É claro que o balé exige um corpo mais longilíneo e magro por questões práticas mesmo, quanto mais leve uma bailarina for, mais fácil é para o partner levantá-la. Mas isso não pode beirar a subnutrição. Ser magra, não pode ser sinônimo de ser doente. O sentido de cobrança de corpo teria que ser muito o oposto do que é proposto pelas professoras e seus olhares julgadores, e as repreensões de “fulana, tá comendo pão de queijo? cuidado com isso aí!”. Não queremos bailarinas magras apenas, mas queremos bailarinas fortes, meninas saudáveis e que cuidem dos seus corpos, não que os odeiem durante 2h de aula. Nosso corpo se mantém ali, mesmo com os roxos, unhas encravadas, unhas caídas, calos, e as dores musculares de sempre. Ele está ali, respeitando cada comando que você envia na hora de fazer tendus e arabesques, o mínimo que devemos a ele é esse respeito também. Tem coisa no nosso corpo que não vai mudar não importa quanto tempo você pare de comer pão: tamanho do quadril, dos ombros, do busto. São cruéis demais os pensamentos que temos quando chega o dia das medidas do figurino, por medidas do nosso corpo que não vão se alterar, não importa o quanto você emagreça.

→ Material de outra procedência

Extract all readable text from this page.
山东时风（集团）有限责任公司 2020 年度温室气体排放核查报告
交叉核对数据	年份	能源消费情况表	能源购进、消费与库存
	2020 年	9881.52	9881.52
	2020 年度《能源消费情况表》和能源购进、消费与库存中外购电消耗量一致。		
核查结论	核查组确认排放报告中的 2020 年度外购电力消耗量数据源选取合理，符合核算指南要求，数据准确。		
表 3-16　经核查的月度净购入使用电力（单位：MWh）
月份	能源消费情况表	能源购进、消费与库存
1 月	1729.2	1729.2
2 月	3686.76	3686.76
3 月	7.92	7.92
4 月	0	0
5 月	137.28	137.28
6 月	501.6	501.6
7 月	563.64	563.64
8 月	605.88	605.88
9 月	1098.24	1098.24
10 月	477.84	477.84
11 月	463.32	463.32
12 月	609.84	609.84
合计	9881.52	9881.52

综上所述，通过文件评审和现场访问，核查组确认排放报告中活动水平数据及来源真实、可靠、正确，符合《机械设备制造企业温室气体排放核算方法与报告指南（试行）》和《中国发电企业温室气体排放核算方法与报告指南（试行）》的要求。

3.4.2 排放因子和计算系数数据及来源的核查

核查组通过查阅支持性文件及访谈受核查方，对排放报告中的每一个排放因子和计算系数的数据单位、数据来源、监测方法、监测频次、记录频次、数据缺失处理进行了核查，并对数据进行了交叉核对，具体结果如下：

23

A proposta não tem que ser de tornar o pão, o sorvete de sábado, inimigos cruéis do nosso corpo. O nosso olhar para determinados alimentos não pode ser de veneno. A ideia seria usar a comida ao nosso favor, ir em busca daquela quase lenda do equilíbrio. Não ir em busca apenas de um corpo saudável, mas de um psicológico saudável também.
O balé não está aí apenas para as pernas em X e colos de pé incríveis, a dança está aí para as meninas com as coxas que encostam também. Tudo que a dança precisa é só de um corpo, então cuide dele para que ele continue sendo um corpo. A fita métrica não consegue mensurar os seus sentimentos enquanto você está no palco.